The doctors say another blow like that, and I'll be in for a full replacement.

And while that's likely inevitable at some point in my life, I'd like to delay it as long as possible. Hence retiring.

"Any plans for your life after hockey?" asks Eddie, another well-known member of the press corps.

The question stops me short, even though Molly told me someone would ask. She even gave me a script to follow if I didn't have a good answer of my own.

I've been racking my brain for an answer to that question myself, actually. Hockey's the only thing I've ever known. I've been playing since I was a little kid, on skates almost before I could walk, the game the main point of connection between my father and me. He worked long hours at the paper mill, and when he was home, he was either doing chores or vegging on the couch, too tired to do much else. But he loved hockey. So I'd sit with him and watch games as a little kid, always willing to go out on the ice with him because it meant I'd get his attention, Mom tagging along and cheering us on. He missed as many of my games as he made it to growing up, but I always knew he was proud of me.

I'm not sure what I'll talk to him about now that I'm retiring since I have no idea what I'm going to do with myself. Not that I have to decide right away. My contracts have gotten fatter as my career's progressed, and I saved a lot, knowing eventually this day would come. But I have to answer soon, or the pause is going to be noticeable, which will leave me open for even more speculation than if I give the bland non-answer Molly provided me with.

"I'll take some time off to start with. That's what retirement's usually about, isn't it?" I chuckle along with everyone in the room, even though the thought of lying around doing nothing sounds terrible. I've done enough of that after surgery when they want you to move, yes, but take it easy and don't overdo it.

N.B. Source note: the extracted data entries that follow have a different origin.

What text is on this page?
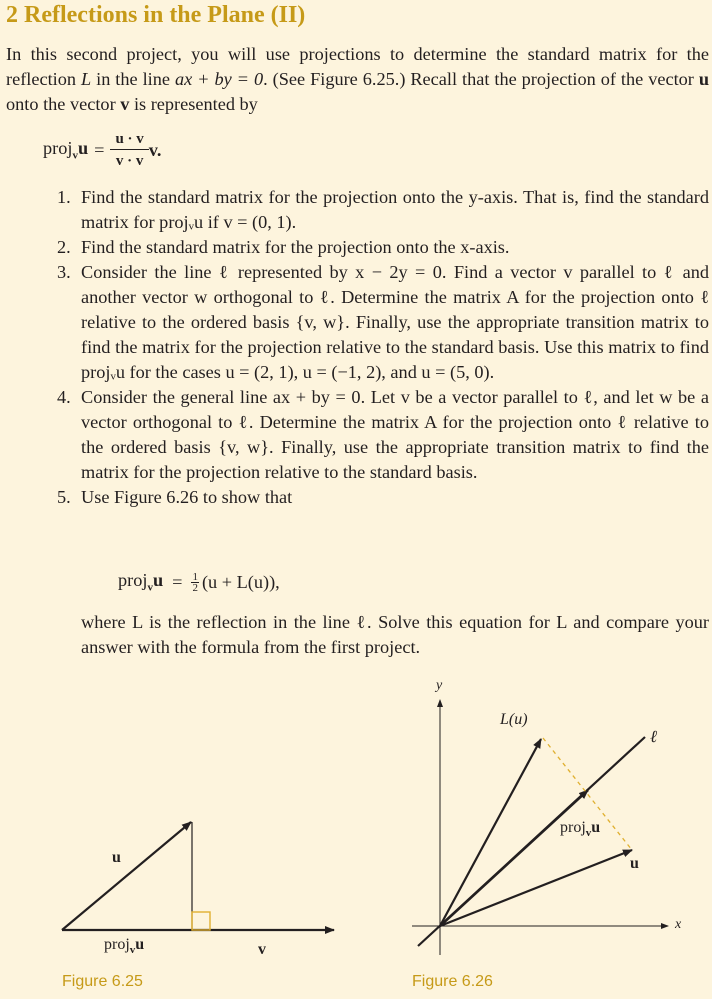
2 Reflections in the Plane (II)

In this second project, you will use projections to determine the standard matrix for the reflection L in the line ax + by = 0. (See Figure 6.25.) Recall that the projection of the vector u onto the vector v is represented by

proj$_v$u = $\frac{u \cdot v}{v \cdot v} v$.
1. Find the standard matrix for the projection onto the y-axis. That is, find the standard matrix for projᵥu if v = (0, 1).
2. Find the standard matrix for the projection onto the x-axis.
3. Consider the line ℓ represented by x − 2y = 0. Find a vector v parallel to ℓ and another vector w orthogonal to ℓ. Determine the matrix A for the projection onto ℓ relative to the ordered basis {v, w}. Finally, use the appropriate transition matrix to find the matrix for the projection relative to the standard basis. Use this matrix to find projᵥu for the cases u = (2, 1), u = (−1, 2), and u = (5, 0).
4. Consider the general line ax + by = 0. Let v be a vector parallel to ℓ, and let w be a vector orthogonal to ℓ. Determine the matrix A for the projection onto ℓ relative to the ordered basis {v, w}. Finally, use the appropriate transition matrix to find the matrix for the projection relative to the standard basis.
5. Use Figure 6.26 to show that
proj$_v$u = $\frac{1}{2} (u + L(u))$,

where L is the reflection in the line ℓ. Solve this equation for L and compare your answer with the formula from the first project.

u
proj$_v$u	v
Figure 6.25
y
x
L(u)
ℓ
proj$_v$u
u
Figure 6.26
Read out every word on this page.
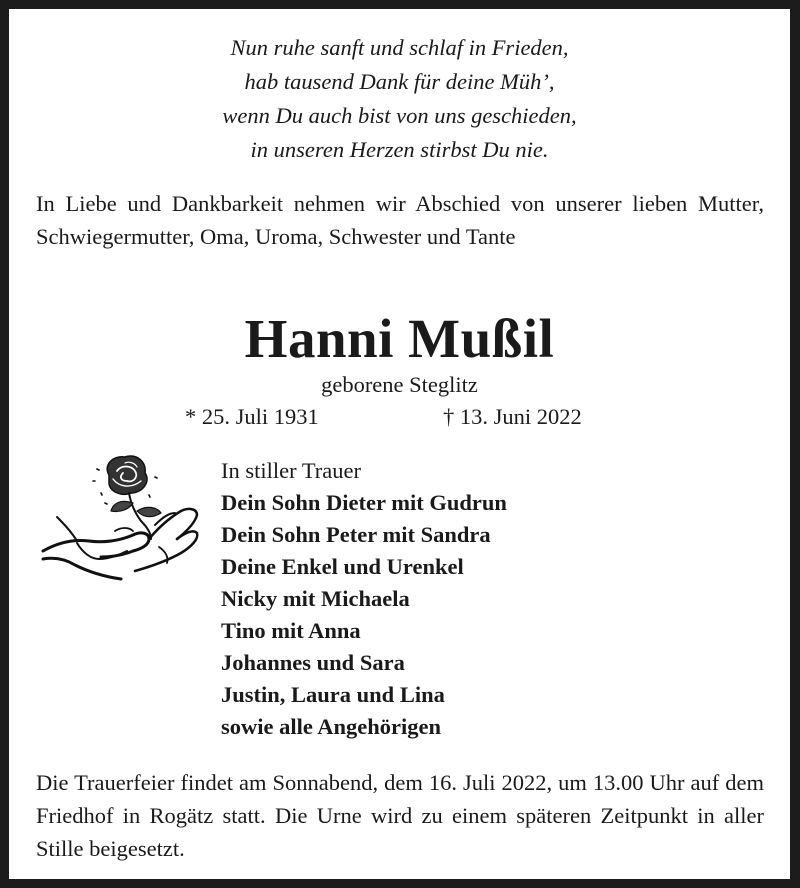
Nun ruhe sanft und schlaf in Frieden,
hab tausend Dank für deine Müh’,
wenn Du auch bist von uns geschieden,
in unseren Herzen stirbst Du nie.
In Liebe und Dankbarkeit nehmen wir Abschied von unserer lieben Mutter, Schwiegermutter, Oma, Uroma, Schwester und Tante
Hanni Mußil
geborene Steglitz
* 25. Juli 1931	† 13. Juni 2022
In stiller Trauer
Dein Sohn Dieter mit Gudrun
Dein Sohn Peter mit Sandra
Deine Enkel und Urenkel
Nicky mit Michaela
Tino mit Anna
Johannes und Sara
Justin, Laura und Lina
sowie alle Angehörigen
Die Trauerfeier findet am Sonnabend, dem 16. Juli 2022, um 13.00 Uhr auf dem Friedhof in Rogätz statt. Die Urne wird zu einem späteren Zeitpunkt in aller Stille beigesetzt.
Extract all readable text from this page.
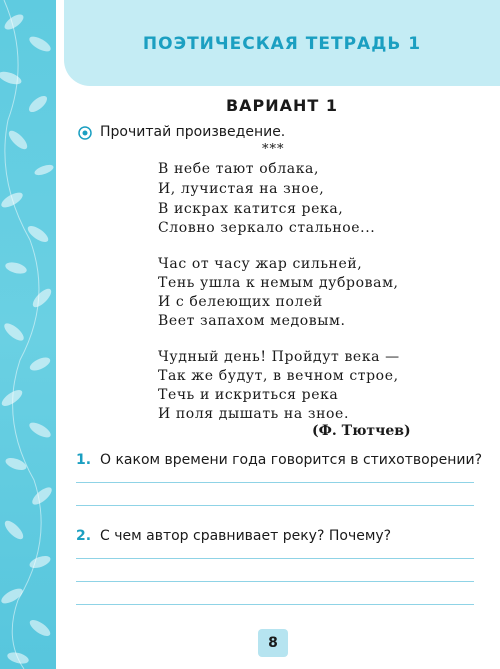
ПОЭТИЧЕСКАЯ ТЕТРАДЬ 1
ВАРИАНТ 1
Прочитай произведение.
***
В небе тают облака,
И, лучистая на зное,
В искрах катится река,
Словно зеркало стальное...
Час от часу жар сильней,
Тень ушла к немым дубровам,
И с белеющих полей
Веет запахом медовым.
Чудный день! Пройдут века —
Так же будут, в вечном строе,
Течь и искриться река
И поля дышать на зное.
(Ф. Тютчев)
1. О каком времени года говорится в стихотворении?
2. С чем автор сравнивает реку? Почему?
8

I'm more or less back to normal—or at least as good as it's likely to get this time around—and a life of leisure doesn't sound appealing to me.

With the affable smile that the press expects from me still on my face, I shrug. "I have some opportunities I'm interested in exploring. And I'll have all the time in the world to do it." That's basically a lie, but it sounds better than the truth—I don't have any idea what to do without hockey.

Molly steps in. "That's all the time we have for questions today. Mr. Easton has to get ready for today's game."

I stand as she finishes fielding questions, making my way to where our head coach and two of my teammates, Dozer, one of the D-men, and Nick Abernathy, our captain, wait for me in the wings. They clap me on the shoulders, but wisely wait to say anything until we're out of the press room and in the hallway leading to the locker room where we're about to get ready for our morning skate.

"How're you feeling?" Nick asks as we walk.

I shrug. "Ready to play some hockey."

Dozer claps my shoulder. "That's the Easton we all know and love. Focused on the game. Sure, your days are numbered, but you'll figure that out later, amiright?"

I chuckle, hoping it doesn't sound as weak as it feels. "Exactly."

Nick opens the door to the locker room, holding it for Dozer and me to pass through. "We're taking a vacation," he announces.

Eyebrows raised, I glance back at him in surprise. "What—now?"

He laughs. "Nah, man. After the season. You, my family and me, and Dozer. We'll find somewhere cool where we'll be left alone. You can recover. And we can plan your next steps then. Sound good?"

I clap his proffered hand, sealing the deal. "Yeah, man. That sounds perfect."

It's not much of a plan, but it's enough of one that I can set aside the swirling thoughts about the future and focus on today's practice and our upcoming game.